Halloween restrictions listed for sex offenders

No jack-o’-lanterns, no candy, no lights and no parties.

Those are some of the Halloween rules the Kansas Department of Corrections is enforcing this year for the 815 sex offenders statewide who are on parole from prison. The department announced the rules Thursday as part of a “Halloween Action Plan” to ease residents’ concerns about sex offenders in the community.

“There’s so much fear and anxiety,” KDOC spokeswoman Frances Breyne said. “It’s just the responsible thing for us to do.”

Breyne said parole officers would do extra supervision and surveillance in coming days and would remind sex offenders of their rules for participating in Halloween – even though in some cases the offender’s crime had nothing to do with children.

The rules apply only to people who have been released from prison for a sex crime and are still under supervision, a category that includes at least nine sex offenders in Douglas County.

Prison officials in other states including New Jersey, New York and Texas announced programs similar to Kansas’ in recent days. This is the fourth Halloween for the KDOC program, Breyne said, but it’s being publicized for the first time this year.

“It’s an enhancement to what we already do” to supervise sex offenders on parole, Breyne said.

Before Ron Stegall signs onto the idea that Halloween is more dangerous for children than other days, he’d like to see a study backing it up.

Stegall is in charge of supervising roughly 200 offenders who are on probation in Douglas County but haven’t entered the prison system.

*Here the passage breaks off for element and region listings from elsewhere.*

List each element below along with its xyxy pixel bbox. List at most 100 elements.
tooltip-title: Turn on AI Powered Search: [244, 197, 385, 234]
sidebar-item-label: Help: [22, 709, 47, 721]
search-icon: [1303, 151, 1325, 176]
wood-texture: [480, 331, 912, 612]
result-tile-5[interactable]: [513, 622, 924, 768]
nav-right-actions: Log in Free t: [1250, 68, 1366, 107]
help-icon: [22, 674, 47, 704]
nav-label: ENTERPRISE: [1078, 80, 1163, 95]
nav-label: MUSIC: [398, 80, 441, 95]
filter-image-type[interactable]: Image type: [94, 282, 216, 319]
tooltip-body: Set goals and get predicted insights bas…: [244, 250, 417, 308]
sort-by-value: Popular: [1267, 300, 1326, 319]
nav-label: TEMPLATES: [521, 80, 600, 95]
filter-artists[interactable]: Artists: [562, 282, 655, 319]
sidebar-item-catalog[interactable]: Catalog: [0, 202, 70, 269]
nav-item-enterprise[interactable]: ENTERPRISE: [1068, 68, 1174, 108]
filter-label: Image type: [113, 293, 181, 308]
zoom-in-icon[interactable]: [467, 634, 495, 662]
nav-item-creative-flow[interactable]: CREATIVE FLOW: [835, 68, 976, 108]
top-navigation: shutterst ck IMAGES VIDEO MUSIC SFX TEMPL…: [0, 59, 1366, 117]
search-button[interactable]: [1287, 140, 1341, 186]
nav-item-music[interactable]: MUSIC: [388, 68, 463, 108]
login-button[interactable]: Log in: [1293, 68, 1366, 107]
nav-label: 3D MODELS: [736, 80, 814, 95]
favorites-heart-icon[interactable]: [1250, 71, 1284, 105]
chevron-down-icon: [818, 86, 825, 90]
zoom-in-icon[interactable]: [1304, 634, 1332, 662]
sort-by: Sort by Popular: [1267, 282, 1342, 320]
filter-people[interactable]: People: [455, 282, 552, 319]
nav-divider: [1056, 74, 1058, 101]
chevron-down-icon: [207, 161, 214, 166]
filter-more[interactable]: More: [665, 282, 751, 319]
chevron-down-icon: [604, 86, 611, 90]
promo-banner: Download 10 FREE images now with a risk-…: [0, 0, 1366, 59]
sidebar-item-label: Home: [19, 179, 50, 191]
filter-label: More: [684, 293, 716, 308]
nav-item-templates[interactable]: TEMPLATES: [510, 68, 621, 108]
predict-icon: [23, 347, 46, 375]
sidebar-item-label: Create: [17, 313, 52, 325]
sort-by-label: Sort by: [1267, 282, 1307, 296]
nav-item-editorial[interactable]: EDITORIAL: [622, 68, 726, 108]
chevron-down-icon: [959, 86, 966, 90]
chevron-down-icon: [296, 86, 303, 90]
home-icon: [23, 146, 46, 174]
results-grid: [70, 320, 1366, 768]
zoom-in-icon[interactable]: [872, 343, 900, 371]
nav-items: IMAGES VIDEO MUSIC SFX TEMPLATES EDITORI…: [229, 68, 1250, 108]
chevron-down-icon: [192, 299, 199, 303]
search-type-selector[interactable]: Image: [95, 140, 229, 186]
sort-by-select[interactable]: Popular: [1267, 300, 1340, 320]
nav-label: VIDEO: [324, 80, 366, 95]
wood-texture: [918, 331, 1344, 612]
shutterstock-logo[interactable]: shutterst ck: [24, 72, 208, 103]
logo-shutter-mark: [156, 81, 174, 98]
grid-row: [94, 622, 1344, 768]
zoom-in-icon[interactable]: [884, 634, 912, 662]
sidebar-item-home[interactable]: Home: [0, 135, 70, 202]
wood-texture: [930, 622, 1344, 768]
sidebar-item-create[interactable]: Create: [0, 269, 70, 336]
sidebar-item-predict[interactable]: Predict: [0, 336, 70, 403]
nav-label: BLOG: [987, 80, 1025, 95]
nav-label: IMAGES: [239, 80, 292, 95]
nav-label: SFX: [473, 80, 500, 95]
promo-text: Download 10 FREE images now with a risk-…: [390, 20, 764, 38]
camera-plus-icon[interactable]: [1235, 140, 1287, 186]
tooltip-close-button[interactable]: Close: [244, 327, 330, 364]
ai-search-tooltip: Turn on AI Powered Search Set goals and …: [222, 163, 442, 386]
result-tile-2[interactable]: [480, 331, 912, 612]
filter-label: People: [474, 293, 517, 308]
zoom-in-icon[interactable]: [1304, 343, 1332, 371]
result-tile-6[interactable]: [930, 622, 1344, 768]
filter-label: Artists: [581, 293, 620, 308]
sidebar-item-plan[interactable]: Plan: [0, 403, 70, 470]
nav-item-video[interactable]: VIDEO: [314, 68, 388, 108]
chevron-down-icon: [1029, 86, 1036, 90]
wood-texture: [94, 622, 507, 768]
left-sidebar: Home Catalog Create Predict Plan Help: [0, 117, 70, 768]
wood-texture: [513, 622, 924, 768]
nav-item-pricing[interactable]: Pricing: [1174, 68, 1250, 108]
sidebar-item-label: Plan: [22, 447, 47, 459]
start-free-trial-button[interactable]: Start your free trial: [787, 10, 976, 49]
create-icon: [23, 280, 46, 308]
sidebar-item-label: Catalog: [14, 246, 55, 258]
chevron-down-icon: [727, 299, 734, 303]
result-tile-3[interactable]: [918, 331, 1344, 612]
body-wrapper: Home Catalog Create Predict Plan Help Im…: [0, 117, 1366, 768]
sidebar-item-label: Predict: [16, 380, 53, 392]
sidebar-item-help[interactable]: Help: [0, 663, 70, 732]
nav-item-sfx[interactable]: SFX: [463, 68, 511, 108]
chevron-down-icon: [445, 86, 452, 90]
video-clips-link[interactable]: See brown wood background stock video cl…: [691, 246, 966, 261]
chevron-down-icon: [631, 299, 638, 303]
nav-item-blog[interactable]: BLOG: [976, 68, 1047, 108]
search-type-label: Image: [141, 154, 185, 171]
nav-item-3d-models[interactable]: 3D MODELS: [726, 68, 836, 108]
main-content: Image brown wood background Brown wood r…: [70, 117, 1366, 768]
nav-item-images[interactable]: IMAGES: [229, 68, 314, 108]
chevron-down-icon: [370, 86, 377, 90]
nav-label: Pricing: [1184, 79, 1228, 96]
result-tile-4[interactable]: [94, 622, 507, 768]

He said his Community Corrections department didn’t have any special Halloween plans for the sex offenders it supervises.

“We don’t have any who were identified as a major concern at this point who are in the community,” he said. “We believe in consistent supervision, day in and day out, as opposed to certain specific dates.”

In the past five years in Lawrence, there has been just one Halloween incident involving a suspicious person approaching a child, said Sgt. Dan Ward, a Lawrence Police spokesman. In 2003, an 8-year-old boy told police a man in a silver sports car tried to give him candy in the 1100 block of Andover Street.